Monday, Feb. 08, 1960

BONANZA FROM BILLY

SHOWMAN Billy Rose likes to describe himself as the "Sixth Avenue Medici." Last week he could prove that the statement was no idle boast. In one magnificent gesture, he had given $1,000,000 worth of sculpture to the Bezalel National Museum of Israel.

The modern Medici has stocked his 45-room Manhattan mansion on East 93rd Street with sculptures, now owns some 50-odd pieces that form a handsome compendium of sculpture over the past 130 years. Rose had no plans for parting with any of it until last year, when he got a letter from the mayor of Jerusalem, inquiring about his ideas for the collection and informing him that a local art show had drawn 600,000 visitors. "That spelled hunger," Billy says, "real hunger for art. Why, the total population is only around 2,000,000. It's like 60 million people showing up at the Metropolitan!"

Last fall the America-Israel Cultural Foundation helped arrange a meeting between Rose and Bezalel's boyish, brilliant director, Karl Katz. Katz agreed that the hunger was there, and gave one cogent reason: there is hardly any modern art displayed in the Middle East. Argued Katz: "From Jerusalem you'd have to go west as far as Rome, east as far as Tokyo, and south forever, to find a decent modern collection. This one will fill a tremendous gap." He added that the museum owns 25 acres of barren ground in the geographic center of expanding Jerusalem. "When Katz told me that," Rose recalls, "quick like a train I said, 'Give me five acres for my sculpture.' "

Maze for Money. Once committed, Rose plunged into the project with characteristic energy, planned to make his sculpture's new home in Jerusalem the best money could buy. He retained Isamu Noguchi, a sculptor who doubles in landscape design, to lay out a sloping, five-acre garden adjoining the National Museum where the collection will be displayed on natural rock pedestals in a maze of stone walls, cypresses and jasmine bushes. "When Isamu came up with the maze idea," Billy says, "I knew what he meant right away. I'm an old carney man myself."

In Manhattan last week, Billy happily gave Director Katz a conducted tour of the treasures that will soon be his. The statues dwarf their diminutive owner. In the entry Hugo Robus' green bronze Song seemed about to chirp a childish "May I take your coat?" At one side of the powder room stood Nadelman's painted bronze Woman, attentive as a lady-in-waiting. At the other side arched Robus' rainbowlike, semi-abstract Woman Washing Her Hair. The washroom offered a brace of sporting dogs by Hunt Diederich, and in its paneled lounge stood Epstein's mournful, supplicating Hannah.

The main hall opposite the broad winding stairway held Rodin's mighty and miserable Adam, an 8-ft.-high study in human splendor and spiritual loss. Opposite him, Maillol's Chained Liberty strainingly strode. Scattered about the palatial apartments were figures by Archipenko, Zadkine, Zorach, Jose de Creeft, Koren Der Harootian, Nathaniel Kaz, Viani, and Reg Butler. The study contained a miniature judges' bench in rosewood, serving as a pedestal for eleven Judges and Advocates by Daumier. In the garden Antoine Bourdelle's huge, agonized bronze Warrior hacked and thrust.

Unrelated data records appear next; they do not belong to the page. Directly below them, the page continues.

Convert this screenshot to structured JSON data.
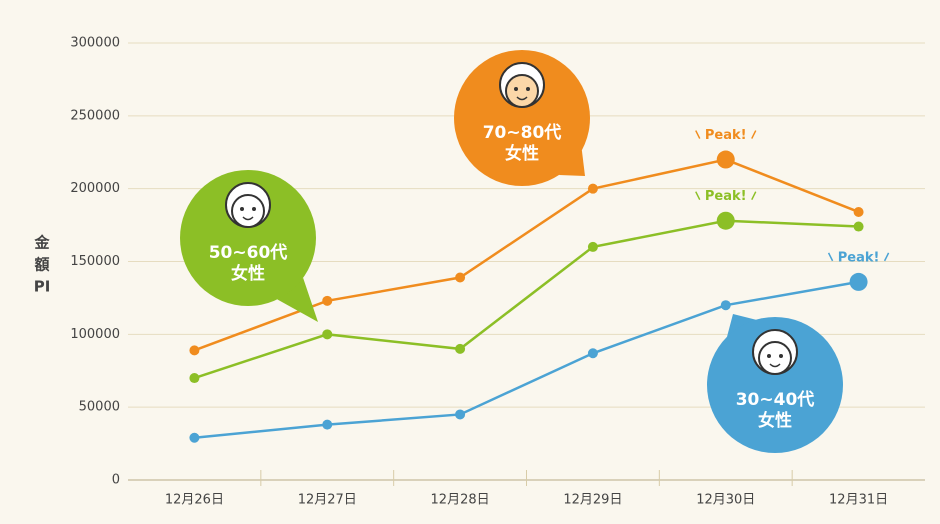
{
  "chart_data": {
    "type": "line",
    "ylabel": [
      "金",
      "額",
      "PI"
    ],
    "categories": [
      "12月26日",
      "12月27日",
      "12月28日",
      "12月29日",
      "12月30日",
      "12月31日"
    ],
    "series": [
      {
        "label": [
          "70~80代",
          "女性"
        ],
        "color": "#f08c1e",
        "values": [
          89000,
          123000,
          139000,
          200000,
          220000,
          184000
        ],
        "peak_label": "Peak!"
      },
      {
        "label": [
          "50~60代",
          "女性"
        ],
        "color": "#8cbf26",
        "values": [
          70000,
          100000,
          90000,
          160000,
          178000,
          174000
        ],
        "peak_label": "Peak!"
      },
      {
        "label": [
          "30~40代",
          "女性"
        ],
        "color": "#4ba3d4",
        "values": [
          29000,
          38000,
          45000,
          87000,
          120000,
          136000
        ],
        "peak_label": "Peak!"
      }
    ],
    "ylim": [
      0,
      300000
    ],
    "yticks": [
      0,
      50000,
      100000,
      150000,
      200000,
      250000,
      300000
    ],
    "grid": true
  }
}
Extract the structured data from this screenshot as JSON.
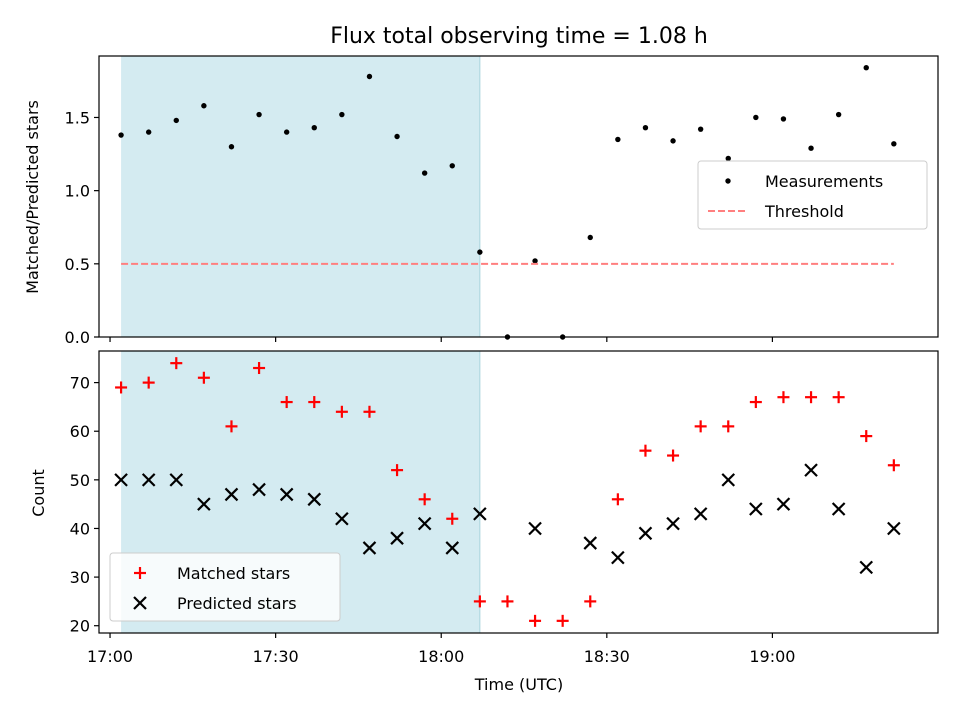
{
  "chart_data": [
    {
      "type": "scatter",
      "title": "Flux total observing time = 1.08 h",
      "xlabel": "",
      "ylabel": "Matched/Predicted stars",
      "xlim": [
        "16:58",
        "19:30"
      ],
      "ylim": [
        0,
        1.92
      ],
      "x_tick_labels": [
        "17:00",
        "17:30",
        "18:00",
        "18:30",
        "19:00"
      ],
      "y_ticks": [
        0.0,
        0.5,
        1.0,
        1.5
      ],
      "y_tick_labels": [
        "0.0",
        "0.5",
        "1.0",
        "1.5"
      ],
      "legend_position": "center-right",
      "highlight_span": [
        "17:02",
        "18:07"
      ],
      "highlight_color": "#d4ebf1",
      "series": [
        {
          "name": "Measurements",
          "marker": "dot",
          "color": "#000000",
          "x": [
            "17:02",
            "17:07",
            "17:12",
            "17:17",
            "17:22",
            "17:27",
            "17:32",
            "17:37",
            "17:42",
            "17:47",
            "17:52",
            "17:57",
            "18:02",
            "18:07",
            "18:12",
            "18:17",
            "18:22",
            "18:27",
            "18:32",
            "18:37",
            "18:42",
            "18:47",
            "18:52",
            "18:57",
            "19:02",
            "19:07",
            "19:12",
            "19:17",
            "19:22"
          ],
          "values": [
            1.38,
            1.4,
            1.48,
            1.58,
            1.3,
            1.52,
            1.4,
            1.43,
            1.52,
            1.78,
            1.37,
            1.12,
            1.17,
            0.58,
            0.0,
            0.52,
            0.0,
            0.68,
            1.35,
            1.43,
            1.34,
            1.42,
            1.22,
            1.5,
            1.49,
            1.29,
            1.52,
            1.84,
            1.32
          ]
        },
        {
          "name": "Threshold",
          "marker": "dashed-line",
          "color": "#ff7f7f",
          "x": [
            "17:02",
            "19:22"
          ],
          "values": [
            0.5,
            0.5
          ]
        }
      ]
    },
    {
      "type": "scatter",
      "title": "",
      "xlabel": "Time (UTC)",
      "ylabel": "Count",
      "xlim": [
        "16:58",
        "19:30"
      ],
      "ylim": [
        18.5,
        76.5
      ],
      "x_tick_labels": [
        "17:00",
        "17:30",
        "18:00",
        "18:30",
        "19:00"
      ],
      "y_ticks": [
        20,
        30,
        40,
        50,
        60,
        70
      ],
      "y_tick_labels": [
        "20",
        "30",
        "40",
        "50",
        "60",
        "70"
      ],
      "legend_position": "bottom-left",
      "highlight_span": [
        "17:02",
        "18:07"
      ],
      "highlight_color": "#d4ebf1",
      "series": [
        {
          "name": "Matched stars",
          "marker": "plus",
          "color": "#ff0000",
          "x": [
            "17:02",
            "17:07",
            "17:12",
            "17:17",
            "17:22",
            "17:27",
            "17:32",
            "17:37",
            "17:42",
            "17:47",
            "17:52",
            "17:57",
            "18:02",
            "18:07",
            "18:12",
            "18:17",
            "18:22",
            "18:27",
            "18:32",
            "18:37",
            "18:42",
            "18:47",
            "18:52",
            "18:57",
            "19:02",
            "19:07",
            "19:12",
            "19:17",
            "19:22"
          ],
          "values": [
            69,
            70,
            74,
            71,
            61,
            73,
            66,
            66,
            64,
            64,
            52,
            46,
            42,
            25,
            25,
            21,
            21,
            25,
            46,
            56,
            55,
            61,
            61,
            66,
            67,
            67,
            67,
            59,
            53
          ]
        },
        {
          "name": "Predicted stars",
          "marker": "x",
          "color": "#000000",
          "x": [
            "17:02",
            "17:07",
            "17:12",
            "17:17",
            "17:22",
            "17:27",
            "17:32",
            "17:37",
            "17:42",
            "17:47",
            "17:52",
            "17:57",
            "18:02",
            "18:07",
            "18:17",
            "18:27",
            "18:32",
            "18:37",
            "18:42",
            "18:47",
            "18:52",
            "18:57",
            "19:02",
            "19:07",
            "19:12",
            "19:17",
            "19:22"
          ],
          "values": [
            50,
            50,
            50,
            45,
            47,
            48,
            47,
            46,
            42,
            36,
            38,
            41,
            36,
            43,
            40,
            37,
            34,
            39,
            41,
            43,
            50,
            44,
            45,
            52,
            44,
            32,
            40
          ]
        }
      ]
    }
  ]
}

The only main room entirely bare of sculpture was the busy one fitted up as a one-man stock exchange, complete with both Dow-Jones and N.Y. Stock Exchange tickers, where Billy speculates in regal solitude (Rose began his career at 17 as a shorthand stenographer for that dean of speculators, Bernard Baruch). Shrugging back the shawl collar of his bulky white cardigan to expose the embroidered red "B.R." on the breast of his black polo shirt, Rose said he hoped to fill the empty places in his mansion with more antique furniture. As for his garden: "I may glass that in and build a swimming pool, if it's not too expensive, for warming my old bones. Nobody pampers me; I got to pamper myself."

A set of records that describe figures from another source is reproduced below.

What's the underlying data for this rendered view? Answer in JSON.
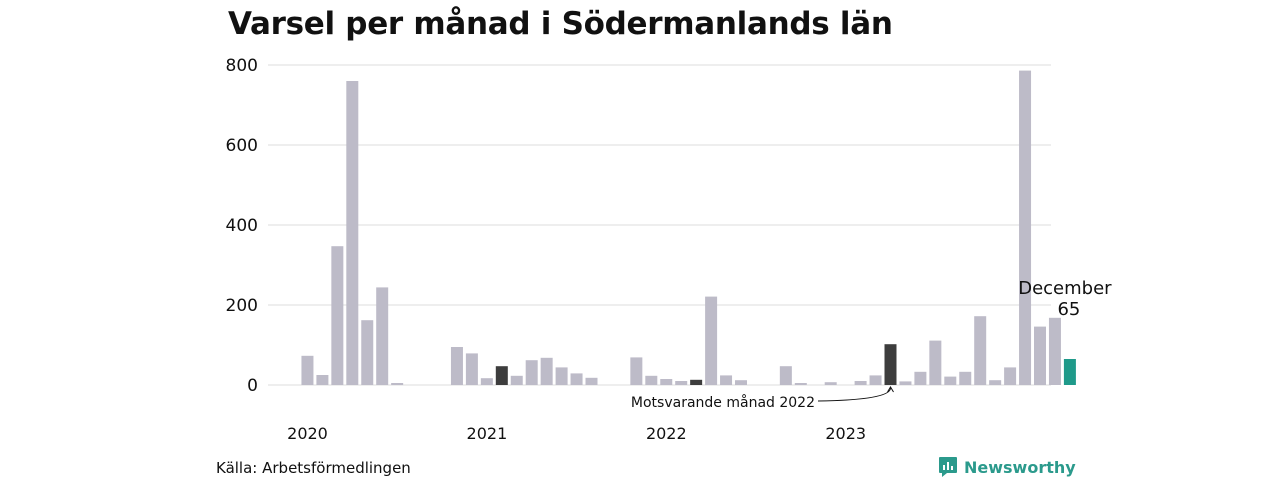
{
  "title": "Varsel per månad i Södermanlands län",
  "source": "Källa: Arbetsförmedlingen",
  "brand": {
    "name": "Newsworthy",
    "icon": "newsworthy-logo-icon",
    "color": "#2b9a8c"
  },
  "chart_data": {
    "type": "bar",
    "title": "Varsel per månad i Södermanlands län",
    "xlabel": "",
    "ylabel": "",
    "ylim": [
      0,
      800
    ],
    "yticks": [
      "0",
      "200",
      "400",
      "600",
      "800"
    ],
    "grid": true,
    "year_labels": [
      {
        "label": "2020",
        "index": 0
      },
      {
        "label": "2021",
        "index": 12
      },
      {
        "label": "2022",
        "index": 24
      },
      {
        "label": "2023",
        "index": 36
      }
    ],
    "colors": {
      "default": "#bdbbc8",
      "highlight_dark": "#3d3d3d",
      "current": "#1f9a8a",
      "grid": "#dddddd"
    },
    "values": [
      0,
      73,
      25,
      347,
      760,
      162,
      244,
      5,
      0,
      0,
      0,
      95,
      79,
      17,
      47,
      23,
      62,
      68,
      44,
      29,
      18,
      0,
      0,
      69,
      23,
      15,
      10,
      13,
      221,
      24,
      12,
      0,
      0,
      47,
      5,
      0,
      7,
      0,
      10,
      24,
      102,
      9,
      33,
      111,
      21,
      33,
      172,
      12,
      44,
      786,
      146,
      168,
      65
    ],
    "dark_indices": [
      14,
      27,
      40
    ],
    "current_index": 52,
    "annotations": {
      "current_month": "December",
      "current_value": "65",
      "comparison": "Motsvarande månad 2022"
    }
  }
}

Quick to admit that his collection is far from comprehensive, Billy plans to augment it with new purchases. He has his eye on works by Picasso, Arp, Moore, Lehmbruck and Brancusi. Last week he announced another collector's gift of Chaim Gross's The Performers, said he would "adore to get more contributions." He concedes that he will miss his host of silent, carved and cast friends. But at 60, Billy is thinking of posterity and has no regrets. Says he: "What was I going to do with these two-ton knickknacks--leave them to my sister Polly?"